Mrs. Nastase not only believes that spaced repetition will benefit students’ study habits, but also, doing at least something rather than doing nothing. She said that doing a bit of work and turning that in, is so much better than turning nothing at all. 


Teachers want their students to succeed and give their best efforts in order to excel, however, being a student is tough and not always a pleasure due to the load of work being assigned. Therefore, sometimes self-motivation can be difficult if a student feels like a failure due to all the stress that is involved. 
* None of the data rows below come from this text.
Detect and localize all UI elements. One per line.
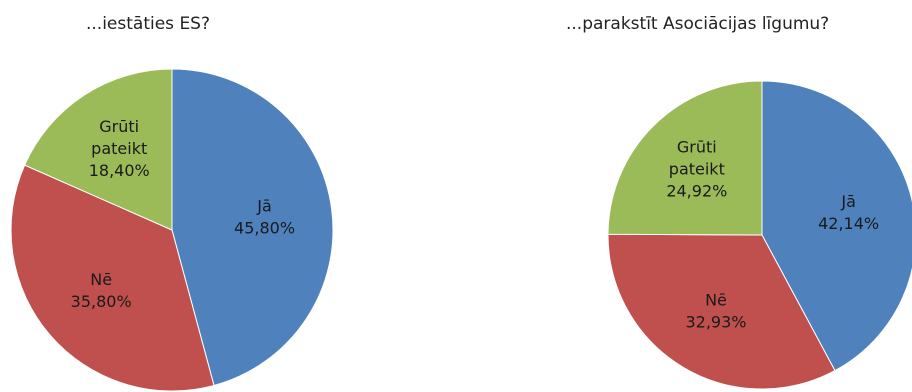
slice-value-label: 45,80% <box>234 219 295 238</box>
slice-name-label: Jā <box>256 197 272 216</box>
pie-svg: Jā 42,14% Nē 32,93% Grūti pateikt 24,92% <box>607 80 912 390</box>
slice-name-label: pateikt <box>91 139 147 158</box>
pie-slice-0 <box>761 80 912 372</box>
pie-slice-0 <box>171 68 334 387</box>
pie-chart-join-eu: ...iestāties ES? Jā 45,80% Nē 35,80% Grūti pa… <box>0 0 350 392</box>
slice-name-label: Nē <box>90 270 112 289</box>
pie-slice-1 <box>607 233 836 390</box>
pie-slice-2 <box>23 68 173 231</box>
pie-slice-2 <box>607 80 763 236</box>
chart-title: ...iestāties ES? <box>86 14 210 34</box>
pie-svg: Jā 45,80% Nē 35,80% Grūti pateikt 18,40% <box>10 68 334 392</box>
slice-value-label: 35,80% <box>71 292 132 311</box>
slice-name-label: pateikt <box>669 160 725 179</box>
slice-value-label: 24,92% <box>666 182 727 201</box>
slice-name-label: Grūti <box>677 138 717 157</box>
slice-name-label: Nē <box>705 291 727 310</box>
pie-slice-1 <box>10 164 215 392</box>
slice-name-label: Jā <box>840 192 856 211</box>
chart-title: ...parakstīt Asociācijas līgumu? <box>566 14 830 34</box>
slice-value-label: 32,93% <box>685 313 746 332</box>
slice-name-label: Grūti <box>99 117 139 136</box>
slice-value-label: 18,40% <box>89 161 150 180</box>
slice-value-label: 42,14% <box>818 214 879 233</box>
pie-chart-association-agreement: ...parakstīt Asociācijas līgumu? Jā 42,14… <box>560 0 912 392</box>
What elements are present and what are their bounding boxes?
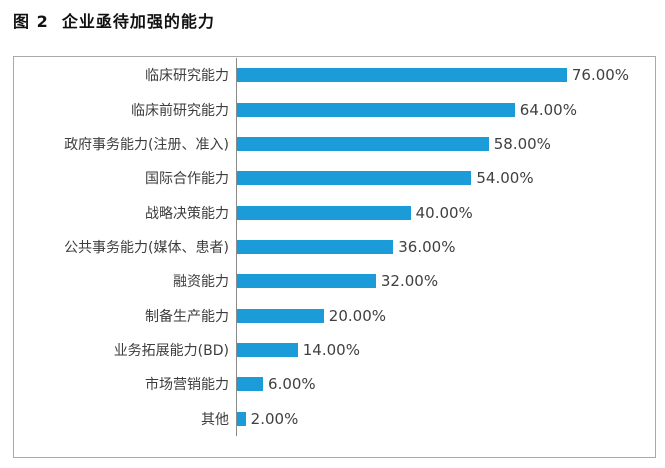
value-label: 40.00% xyxy=(415,203,473,222)
bar xyxy=(237,68,567,83)
category-label: 业务拓展能力(BD) xyxy=(113,343,229,360)
plot-area: 临床研究能力 76.00% 临床前研究能力 64.00% 政府事务能力(注册、准… xyxy=(14,58,645,436)
bar-row: 业务拓展能力(BD) 14.00% xyxy=(14,332,645,368)
category-label: 临床前研究能力 xyxy=(131,102,229,119)
bar-row: 市场营销能力 6.00% xyxy=(14,367,645,402)
category-label: 市场营销能力 xyxy=(145,377,229,394)
bar-row: 融资能力 32.00% xyxy=(14,264,645,299)
bar-row: 其他 2.00% xyxy=(14,401,645,436)
bar xyxy=(237,343,298,358)
value-label: 2.00% xyxy=(250,409,299,428)
category-label: 临床研究能力 xyxy=(145,68,229,85)
category-label: 国际合作能力 xyxy=(145,171,229,188)
bar xyxy=(237,274,376,289)
value-label: 54.00% xyxy=(476,169,534,188)
bar-track: 76.00% xyxy=(236,58,645,93)
bar xyxy=(237,239,394,254)
bar-track: 64.00% xyxy=(236,92,645,127)
bar-track: 36.00% xyxy=(236,229,645,265)
bar-row: 制备生产能力 20.00% xyxy=(14,298,645,333)
chart-frame: 临床研究能力 76.00% 临床前研究能力 64.00% 政府事务能力(注册、准… xyxy=(13,56,656,458)
category-label: 政府事务能力(注册、准入) xyxy=(64,136,229,153)
bar xyxy=(237,205,411,220)
category-label: 公共事务能力(媒体、患者) xyxy=(64,239,229,256)
value-label: 14.00% xyxy=(302,341,360,360)
bar-track: 40.00% xyxy=(236,195,645,230)
category-label: 融资能力 xyxy=(173,274,229,291)
category-label: 其他 xyxy=(201,411,229,428)
value-label: 20.00% xyxy=(328,306,386,325)
bar xyxy=(237,411,246,426)
value-label: 6.00% xyxy=(268,375,316,394)
bar-row: 临床研究能力 76.00% xyxy=(14,58,645,93)
figure-title: 图 2 企业亟待加强的能力 xyxy=(13,12,215,31)
bar-track: 14.00% xyxy=(236,332,645,368)
bar-track: 32.00% xyxy=(236,264,645,299)
value-label: 64.00% xyxy=(519,100,577,119)
value-label: 58.00% xyxy=(493,134,551,153)
value-label: 32.00% xyxy=(380,272,439,291)
category-label: 战略决策能力 xyxy=(145,205,229,222)
bar xyxy=(237,136,489,151)
category-label: 制备生产能力 xyxy=(145,308,229,325)
value-label: 36.00% xyxy=(398,237,456,256)
bar-track: 54.00% xyxy=(236,161,645,196)
bar-track: 58.00% xyxy=(236,126,645,162)
bar-row: 临床前研究能力 64.00% xyxy=(14,92,645,127)
bar xyxy=(237,171,472,186)
bar-row: 政府事务能力(注册、准入) 58.00% xyxy=(14,126,645,162)
bar-row: 公共事务能力(媒体、患者) 36.00% xyxy=(14,229,645,265)
value-label: 76.00% xyxy=(571,66,630,85)
bar xyxy=(237,377,264,392)
bar-track: 2.00% xyxy=(236,401,645,436)
bar-track: 6.00% xyxy=(236,367,645,402)
bar-row: 国际合作能力 54.00% xyxy=(14,161,645,196)
bar-track: 20.00% xyxy=(236,298,645,333)
bar xyxy=(237,102,515,117)
bar-row: 战略决策能力 40.00% xyxy=(14,195,645,230)
bar xyxy=(237,308,324,323)
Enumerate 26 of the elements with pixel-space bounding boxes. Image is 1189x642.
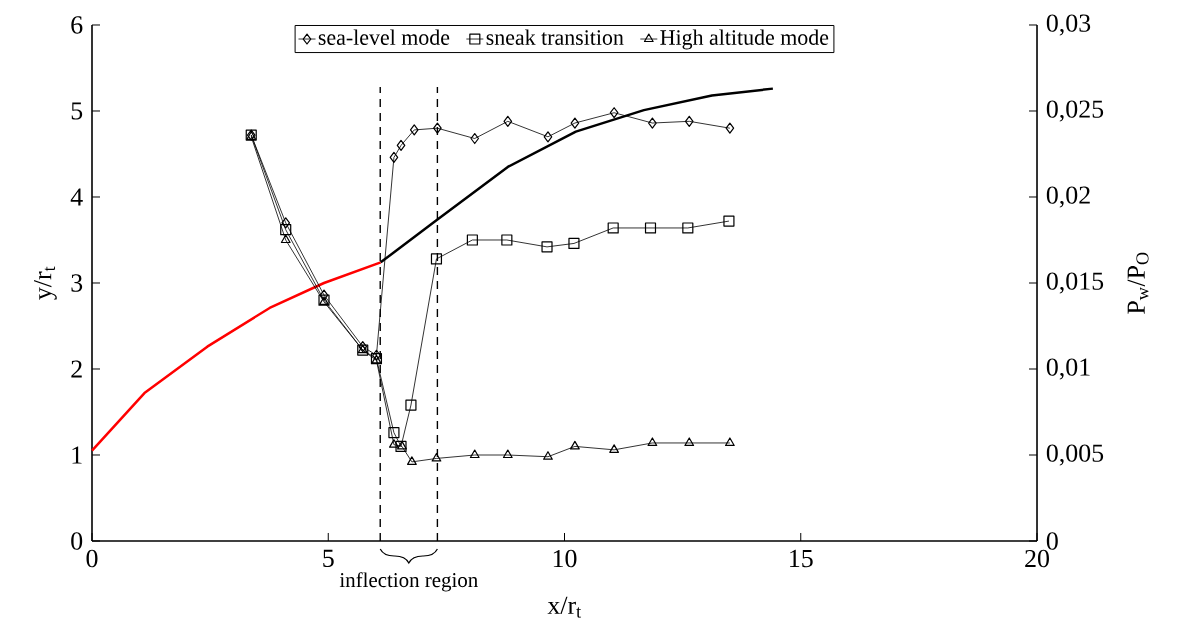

Teachers, like Mrs. Bean, who teaches Honors English 10, English 12 College Prep, and Appreciation of Poetry, believes that sleeping has been an issue from the start resulting in students lacking the well rested needs the body requires. This all eventually leads to tardies, students not grasping everything that they are being taught during class, and the struggle of focusing. With little sleep, stress can come along. Therefore, Mrs. Bean advises students to get sleep as sleeping can make one more hopeful. 


“I also think that struggle is sometimes a good thing. It’s what forms us. It’s the crucible that forms us,” Bean said. “We have to sometimes be put over the hot fire and we have to show ourselves we can rise to it. If we’re always reaching for someone else to solve our problems, that becomes a lifelong habit.”


Stress is a natural human thing and everyone, whether you are a student or not, will deal with stress more than once. Stress is a struggle, but as Mrs. Bean stated, struggle can benefit students. Not only is Mrs. Bean emphasizing the importance of sleep, but also the importance of knowing that struggling is okay as you can grow from that.


Using a quote from Shakespeare, “study what you most affect”, Mrs. Bean highly encourages students to enjoy highschool as it goes by quickly. She wants students to choose classes that they’ll love and to really enjoy what Downey High School offers. 


“Don’t torture yourself, find what you love to do. If you love it, you’ll engage in it and you’ll do well and it won’t feel like homework,” Bean adds. “It’ll feel like exploration and discovery.” 


Overall, being a student is no easy task, but with the guidance of the incredible teachers from Downey, students can easily find a solution to their problem as teachers are here to help and support a student’s needs.